Disney Enterprises, Inc. et al v. Hotfile Corp. et al
Filing
301
MOTION for Summary Judgment >WARNER BROS. ENTERTAINMENT INC.'S MOTION FOR SUMMARY JUDGMENT AND MEMORANDUM OF LAW IN SUPPORT OF MOTION (PUBLIC REDACTED VERSION)< by Warner Bros. Entertainment Inc.. Responses due by 3/15/2012 (Attachments: # 1 Affidavit Declaration of Scott A. Zebrak in Support of Warner's Motion for Summary Judgment (public redacted version), # 2 Exhibit A to Declaration of S. Zebrak, # 3 Exhibit B to Declaration of S. Zebrak, # 4 Affidavit Declaration of Dr.

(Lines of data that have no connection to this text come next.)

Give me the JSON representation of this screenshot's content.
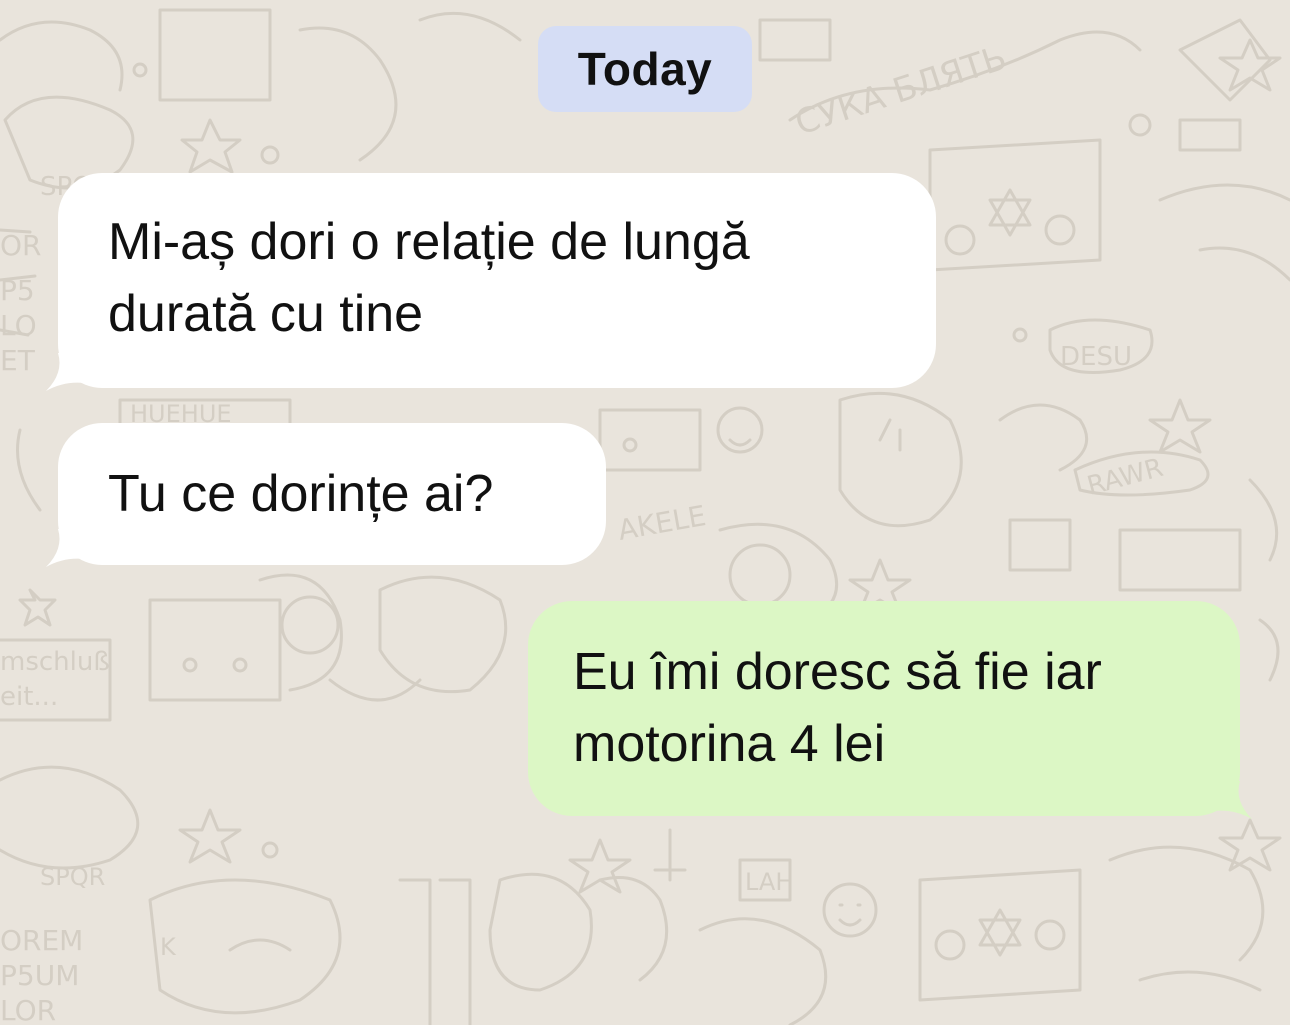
{
  "chat": {
    "date_separator": "Today",
    "wallpaper": {
      "background_color": "#e9e4dc",
      "doodle_color": "#d6d0c6"
    },
    "messages": [
      {
        "direction": "incoming",
        "text": "Mi-aș dori o relație de lungă durată cu tine",
        "bubble_color": "#ffffff"
      },
      {
        "direction": "incoming",
        "text": "Tu ce dorințe ai?",
        "bubble_color": "#ffffff"
      },
      {
        "direction": "outgoing",
        "text": "Eu îmi doresc să fie iar motorina 4 lei",
        "bubble_color": "#dcf7c5"
      }
    ],
    "date_pill_color": "#d5ddf5"
  }
}
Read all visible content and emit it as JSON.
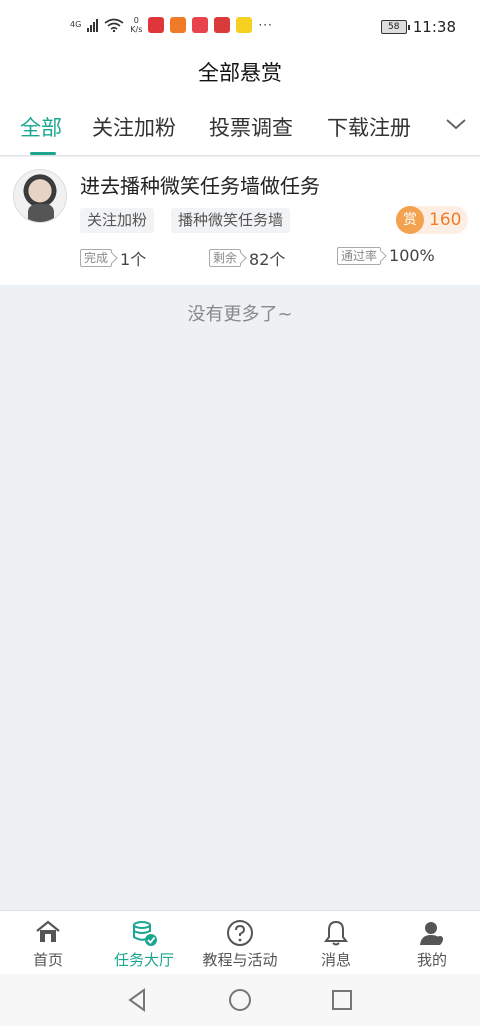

Ian Foster in Support of Warner's Motion for Summary Judgment (public redacted version), # 5 Exhibit A to Declaration of I. Foster, # 6 Affidavit Declaration of david Kaplan in Support of Warner's Motion for Summary Judgment (public redacted version), # 7 Affidavit Declaration of Kerry Hopkins in Support of Warner's Motion for Summary Judgment (public redacted version), # 8 Exhibit A to Declaration of K. Hopkins, # 9 Affidavit Declaration of Jennifer Yeh in Support of Warner's Motion for Summary Judgment (public redacted version), # 10 Exhibit A to Declaration of J. Yeh, # 11 Exhibit B to Declaration of J. Yeh, # 12 Exhibit C to Declaration of J. Yeh, # 13 Exhibit D to Declaration of J. Yeh, # 14 Exhibit E to Declaration of J. Yeh, # 15 Exhibit F to Declaration of J. Yeh, # 16 Exhibit G to Declaration of J. Yeh, # 17 Exhibit H to Declaration of J. Yeh, # 18 Exhibit I to Declaration of J. Yeh, # 19 Exhibit J to Declaration of J. Yeh, # 20 Exhibit K to Declaration of J. Yeh, # 21 Exhibit L to Declaration of J. yeh, # 22 Exhibit M to Declaraton of J. Yeh, # 23 Exhibit N to Declaration of J. Yeh, # 24 Exhibit O to Declaration of J. Yeh, # 25 Exhibit P to declaration of J. Yeh, # 26 Exhibit Q to Declaration of J. Yeh, # 27 Text of Proposed Order)(Stetson, Karen)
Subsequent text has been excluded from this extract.